Clearly the Belgian opera company has the advantage of having more resources at its disposal, most obviously for the engagement of singers; and the quality of the soloists was indeed of an international standard. Outstanding was the Dutch soprano Lenneke Ruiten who had made such an impact as Fiordiligi in the Aix production of Cosi Fan Tutte at Edinburgh (my blog, 28 August 2016). She not only sung the highly ornamented coloratura role of Giunia with assurance and brilliant tone – at this stage of his career Mozart was very fond, perhaps too fond, of vocal display – but she also internalised the dramatic dimension so effectively that her physical and psychological interpretation of a victim of abuse was gripping from beginning to end. Deliberately ineffectual and ungainly in appearance, Anna Bonitatibus as her fiancé Cecilio was very much at home in early Mozartian musical style. She brought colour to the vocal line and had the confidence, when required, to sing very softly; her last aria was most moving. Ilse Eerens contributed a perky, juvenile Celia, spinning out the trills with aplomb.

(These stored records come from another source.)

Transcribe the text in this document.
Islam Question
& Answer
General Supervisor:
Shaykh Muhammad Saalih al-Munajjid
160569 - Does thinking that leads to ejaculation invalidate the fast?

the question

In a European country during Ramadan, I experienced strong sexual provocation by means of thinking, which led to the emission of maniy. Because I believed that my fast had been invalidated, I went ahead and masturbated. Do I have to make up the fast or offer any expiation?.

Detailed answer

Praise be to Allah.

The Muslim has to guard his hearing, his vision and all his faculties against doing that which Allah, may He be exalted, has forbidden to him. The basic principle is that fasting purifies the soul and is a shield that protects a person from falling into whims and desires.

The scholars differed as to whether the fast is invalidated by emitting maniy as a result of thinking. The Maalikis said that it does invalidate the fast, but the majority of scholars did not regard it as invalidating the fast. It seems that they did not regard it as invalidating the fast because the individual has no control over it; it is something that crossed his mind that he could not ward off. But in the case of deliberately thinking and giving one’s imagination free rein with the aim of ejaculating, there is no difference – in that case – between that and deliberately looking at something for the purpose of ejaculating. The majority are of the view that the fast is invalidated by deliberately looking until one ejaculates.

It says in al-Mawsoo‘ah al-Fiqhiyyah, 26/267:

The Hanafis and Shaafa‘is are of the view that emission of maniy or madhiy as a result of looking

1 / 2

The Buxton performance had benefited from a small orchestra which, with its conductor, specialised in baroque music. I was at first resistant to the richer sound emanating from the La Monnaie Orchestra, but was nevertheless won over by conductor Antonello Manacorda’s musical direction, precise but passionate.
What then of the production? At Buxton, Harry Silverstein had most successfully opted for an abstract setting, concentrating on the relationships between the characters with studied movements, constrained to match the music. Tobias Kratzer in Brussels adopted a very different approach. Preferring to give the piece more specific associations, he turned Lucio Silla into a contemporary ruler obsessed with power and violence and with a fetish for knives and blood. The conception worked well, not the least because it had a strong narrative dimension and a decors (designer Rainer Sellmaier) which complemented the drama – a largely featureless house where the ruler and his henchman are ensconced, surrounded by a garden in which human values are to the fore.
But, as can happen when directors fear that audiences will become bored with the opera seria format and its long solo arias, there was far too much gratuitous stage business which impeded musical communication. The worst example was when videos of rape and physical violence were distractingly displayed while the soloists vainly attempted to retain the spectators’ attention. Yet another example, I fear, of a German Regisseur overegging the pudding.